No local onde estivera
a cabana de Mustafá e onde na véspera, o palácio do vizir se
erguera, nada mais existia. O palácio desaparecera.
E as palmeiras?
Essas, uma mulher que
fora à fonte, as vira.
Estavam eretas, belas
como dantes, junto à cova, onde jaziam o corpo mutilado e a cabeça
decepada do pobre Mustafá! Elas abriam os leques à brisa da manhã
e cobriam de fresca sombra a tumba de seu benfeitor.

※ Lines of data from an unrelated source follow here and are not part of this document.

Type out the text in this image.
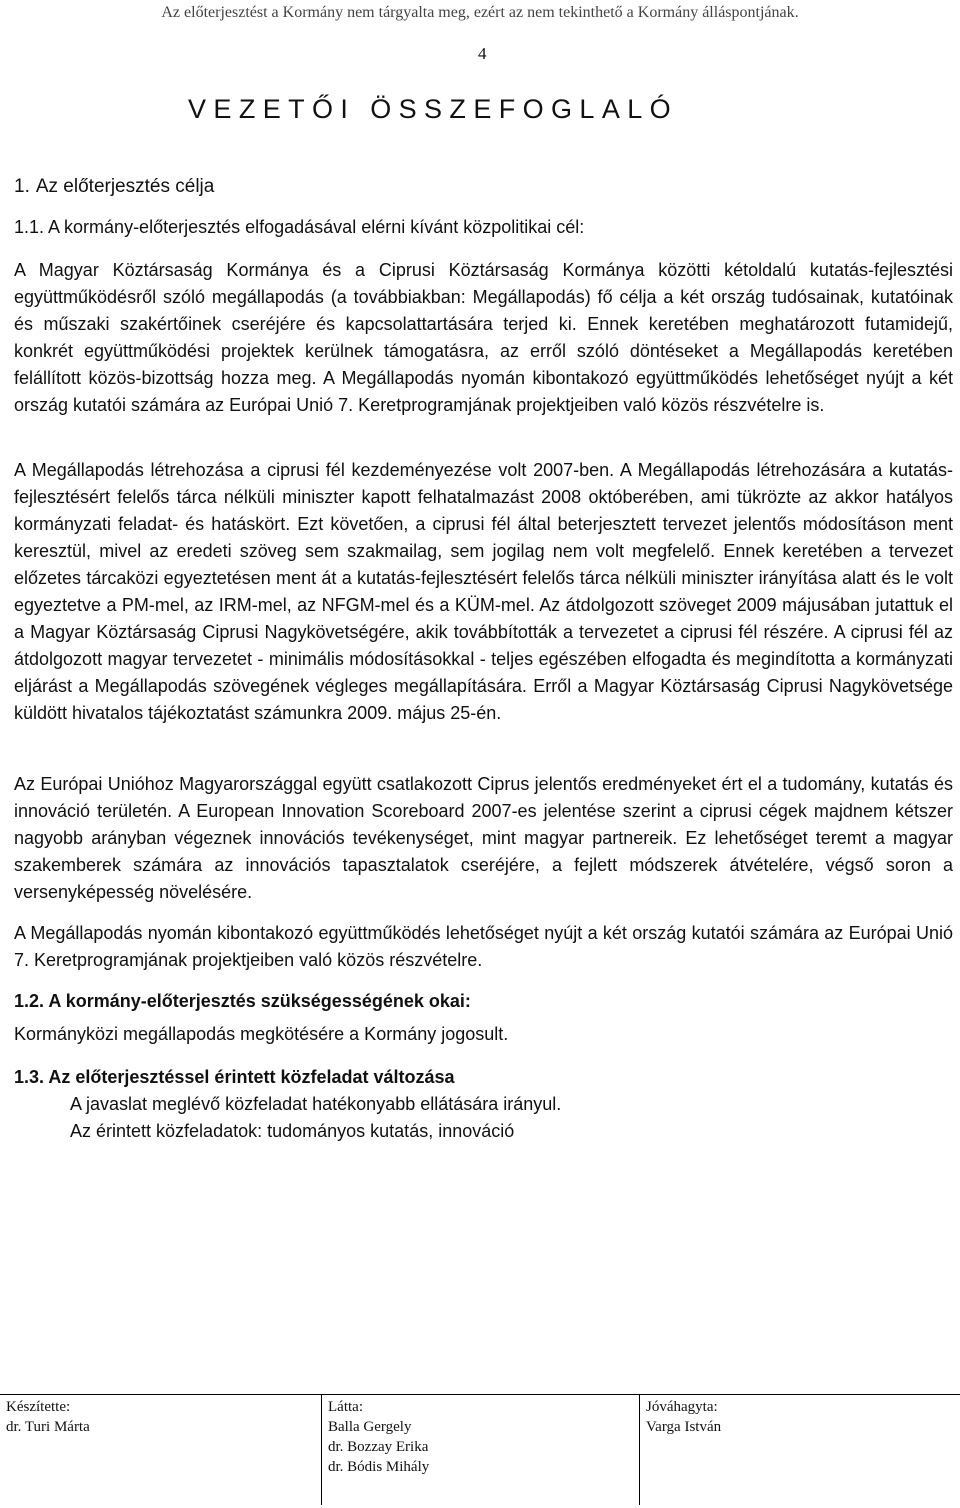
Az előterjesztést a Kormány nem tárgyalta meg, ezért az nem tekinthető a Kormány álláspontjának.
4
VEZETŐI ÖSSZEFOGLALÓ
1. Az előterjesztés célja

1.1. A kormány-előterjesztés elfogadásával elérni kívánt közpolitikai cél:

A Magyar Köztársaság Kormánya és a Ciprusi Köztársaság Kormánya közötti kétoldalú kutatás-fejlesztési együttműködésről szóló megállapodás (a továbbiakban: Megállapodás) fő célja a két ország tudósainak, kutatóinak és műszaki szakértőinek cseréjére és kapcsolattartására terjed ki. Ennek keretében meghatározott futamidejű, konkrét együttműködési projektek kerülnek támogatásra, az erről szóló döntéseket a Megállapodás keretében felállított közös-bizottság hozza meg. A Megállapodás nyomán kibontakozó együttműködés lehetőséget nyújt a két ország kutatói számára az Európai Unió 7. Keretprogramjának projektjeiben való közös részvételre is.

A Megállapodás létrehozása a ciprusi fél kezdeményezése volt 2007-ben. A Megállapodás létrehozására a kutatás-fejlesztésért felelős tárca nélküli miniszter kapott felhatalmazást 2008 októberében, ami tükrözte az akkor hatályos kormányzati feladat- és hatáskört. Ezt követően, a ciprusi fél által beterjesztett tervezet jelentős módosításon ment keresztül, mivel az eredeti szöveg sem szakmailag, sem jogilag nem volt megfelelő. Ennek keretében a tervezet előzetes tárcaközi egyeztetésen ment át a kutatás-fejlesztésért felelős tárca nélküli miniszter irányítása alatt és le volt egyeztetve a PM-mel, az IRM-mel, az NFGM-mel és a KÜM-mel. Az átdolgozott szöveget 2009 májusában jutattuk el a Magyar Köztársaság Ciprusi Nagykövetségére, akik továbbították a tervezetet a ciprusi fél részére. A ciprusi fél az átdolgozott magyar tervezetet - minimális módosításokkal - teljes egészében elfogadta és megindította a kormányzati eljárást a Megállapodás szövegének végleges megállapítására. Erről a Magyar Köztársaság Ciprusi Nagykövetsége küldött hivatalos tájékoztatást számunkra 2009. május 25-én.

Az Európai Unióhoz Magyarországgal együtt csatlakozott Ciprus jelentős eredményeket ért el a tudomány, kutatás és innováció területén. A European Innovation Scoreboard 2007-es jelentése szerint a ciprusi cégek majdnem kétszer nagyobb arányban végeznek innovációs tevékenységet, mint magyar partnereik. Ez lehetőséget teremt a magyar szakemberek számára az innovációs tapasztalatok cseréjére, a fejlett módszerek átvételére, végső soron a versenyképesség növelésére.

A Megállapodás nyomán kibontakozó együttműködés lehetőséget nyújt a két ország kutatói számára az Európai Unió 7. Keretprogramjának projektjeiben való közös részvételre.

1.2. A kormány-előterjesztés szükségességének okai:

Kormányközi megállapodás megkötésére a Kormány jogosult.

1.3. Az előterjesztéssel érintett közfeladat változása

A javaslat meglévő közfeladat hatékonyabb ellátására irányul.

Az érintett közfeladatok: tudományos kutatás, innováció

Készítette:
dr. Turi Márta
Látta:
Balla Gergely
dr. Bozzay Erika
dr. Bódis Mihály
Jóváhagyta:
Varga István
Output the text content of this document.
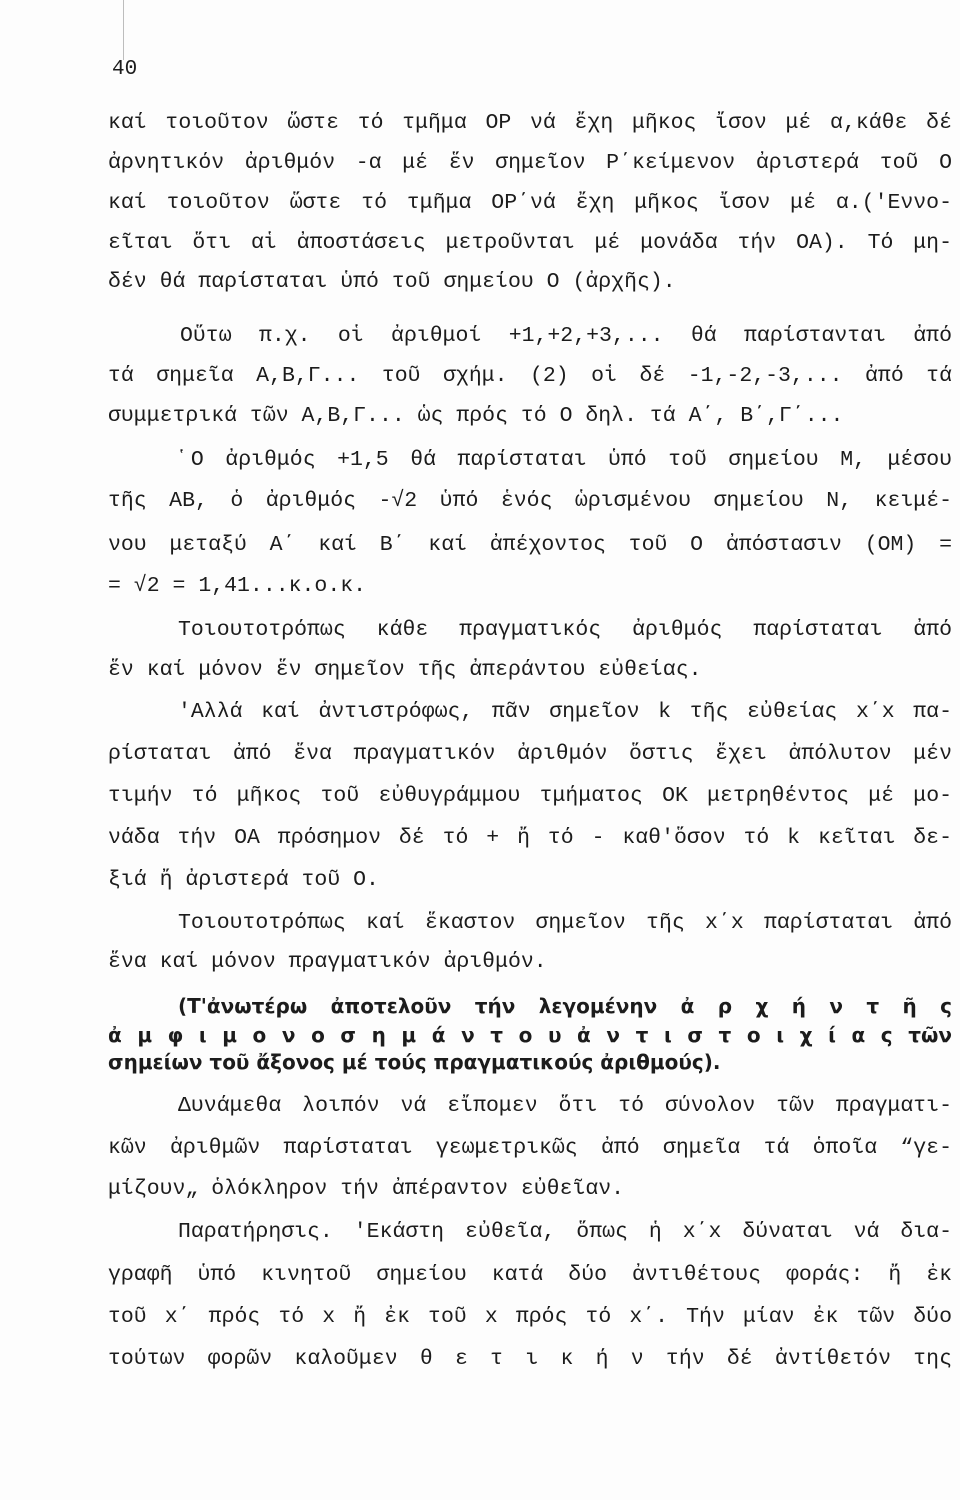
40
καί τοιοῦτον ὥστε τό τμῆμα OP νά ἔχη μῆκος ἴσον μέ α,κάθε δέ
ἀρνητικόν ἀριθμόν -α μέ ἕν σημεῖον P΄κείμενον ἀριστερά τοῦ O
καί τοιοῦτον ὥστε τό τμῆμα OP΄νά ἔχη μῆκος ἴσον μέ α.('Εννο-
εῖται ὅτι αἱ ἀποστάσεις μετροῦνται μέ μονάδα τήν OA). Τό μη-
δέν θά παρίσταται ὑπό τοῦ σημείου O (ἀρχῆς).
Οὕτω π.χ. οἱ ἀριθμοί +1,+2,+3,... θά παρίστανται ἀπό
τά σημεῖα A,B,Γ... τοῦ σχήμ. (2) οἱ δέ -1,-2,-3,... ἀπό τά
συμμετρικά τῶν A,B,Γ... ὡς πρός τό O δηλ. τά A΄, B΄,Γ΄...
῾O ἀριθμός +1,5 θά παρίσταται ὑπό τοῦ σημείου M, μέσου
τῆς AB, ὁ ἀριθμός -√2 ὑπό ἑνός ὡρισμένου σημείου N, κειμέ-
νου μεταξύ A΄ καί B΄ καί ἀπέχοντος τοῦ O ἀπόστασιν (OM) =
= √2 = 1,41...κ.ο.κ.
Τοιουτοτρόπως κάθε πραγματικός ἀριθμός παρίσταται ἀπό
ἕν καί μόνον ἕν σημεῖον τῆς ἀπεράντου εὐθείας.
'Αλλά καί ἀντιστρόφως, πᾶν σημεῖον k τῆς εὐθείας x΄x πα-
ρίσταται ἀπό ἕνα πραγματικόν ἀριθμόν ὅστις ἔχει ἀπόλυτον μέν
τιμήν τό μῆκος τοῦ εὐθυγράμμου τμήματος OK μετρηθέντος μέ μο-
νάδα τήν OA πρόσημον δέ τό + ἤ τό - καθ'ὅσον τό k κεῖται δε-
ξιά ἤ ἀριστερά τοῦ O.
Τοιουτοτρόπως καί ἕκαστον σημεῖον τῆς x΄x παρίσταται ἀπό
ἕνα καί μόνον πραγματικόν ἀριθμόν.
(Τ'ἀνωτέρω ἀποτελοῦν τήν λεγομένην ἀ ρ χ ή ν τ ῆ ς
ἀ μ φ ι μ ο ν ο σ η μ ά ν τ ο υ ἀ ν τ ι σ τ ο ι χ ί α ς τῶν
σημείων τοῦ ἄξονος μέ τούς πραγματικούς ἀριθμούς).
Δυνάμεθα λοιπόν νά εἴπομεν ὅτι τό σύνολον τῶν πραγματι-
κῶν ἀριθμῶν παρίσταται γεωμετρικῶς ἀπό σημεῖα τά ὁποῖα “γε-
μίζουν„ ὁλόκληρον τήν ἀπέραντον εὐθεῖαν.
Παρατήρησις. 'Εκάστη εὐθεῖα, ὅπως ἡ x΄x δύναται νά δια-
γραφῆ ὑπό κινητοῦ σημείου κατά δύο ἀντιθέτους φοράς: ἤ ἐκ
τοῦ x΄ πρός τό x ἤ ἐκ τοῦ x πρός τό x΄. Τήν μίαν ἐκ τῶν δύο
τούτων φορῶν καλοῦμεν θ ε τ ι κ ή ν τήν δέ ἀντίθετόν της
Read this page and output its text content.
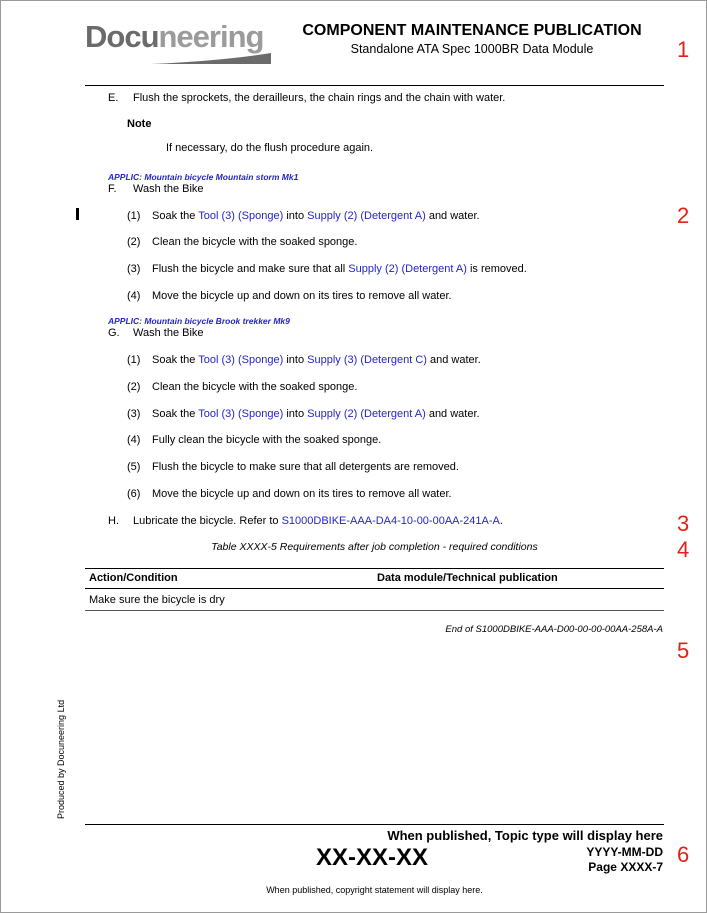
Docuneering	COMPONENT MAINTENANCE PUBLICATION
Standalone ATA Spec 1000BR Data Module	1
2
3
4
5
6
E. Flush the sprockets, the derailleurs, the chain rings and the chain with water.
Note
If necessary, do the flush procedure again.
APPLIC: Mountain bicycle Mountain storm Mk1
F. Wash the Bike
(1) Soak the Tool (3) (Sponge) into Supply (2) (Detergent A) and water.
(2) Clean the bicycle with the soaked sponge.
(3) Flush the bicycle and make sure that all Supply (2) (Detergent A) is removed.
(4) Move the bicycle up and down on its tires to remove all water.
APPLIC: Mountain bicycle Brook trekker Mk9
G. Wash the Bike
(1) Soak the Tool (3) (Sponge) into Supply (3) (Detergent C) and water.
(2) Clean the bicycle with the soaked sponge.
(3) Soak the Tool (3) (Sponge) into Supply (2) (Detergent A) and water.
(4) Fully clean the bicycle with the soaked sponge.
(5) Flush the bicycle to make sure that all detergents are removed.
(6) Move the bicycle up and down on its tires to remove all water.
H. Lubricate the bicycle. Refer to S1000DBIKE-AAA-DA4-10-00-00AA-241A-A.
Table XXXX-5 Requirements after job completion - required conditions
Action/Condition	Data module/Technical publication
Make sure the bicycle is dry
End of S1000DBIKE-AAA-D00-00-00-00AA-258A-A
Produced by Docuneering Ltd
When published, Topic type will display here
XX-XX-XX	YYYY-MM-DD
Page XXXX-7
When published, copyright statement will display here.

O título do livro é A ÁRVORE DE NATAL.
O nome do autor não
foi possível identificar, mas na parte da capa que resta aparece um
nome Tycho Brahe.
A editora é LIVRARIA
QUARESMA, Rio de Janeiro, 1959.
O livro inicia-se com
AO LEITOR.
Mais um livro de
histórias é hoje oferecido às crianças brasileira.
A ÁRVORE DE NATAL
ou TESOURO MARAVILHOSO DE PAPAI NOEL, revela mais uma vez ao
bom público que nos tem protegido e amparado com sua benevolência,
o progresso que temos incutido à nossa Biblioteca Infantil que é a
única no Brasil.
O presente volume que
foi confiado a reconhecido e autorizado escritos, contém muitas
histórias originais e várias adaptações de novelas de mestres
como Shakespeare, Tolstoi, Perrault, La Fontaine, etc. ... Não são
a repetição do que já temos publicado ou mesmo parodiado, mas sim
trabalhos coligidos de maneira que a ficção, sempre imaginosa, ande
a par com o fim de todo o livro infantil: deleitar, instruindo.
Tais contos, como agora
damos à luz da publicidade, são um precioso elemento de educação
doméstica, pois, como diz La Fontaine: “ Quem não acha um prazer
extremo em ouvir histórias mesmo inverossímeis?” São uma formosa
coletânea que agradará a nossos leitores e principalmente aos seus
filhos e que virá demonstrar nosso constante empenho de ser útil e
agradável às crianças que falam a nossa bela língua portuguesa.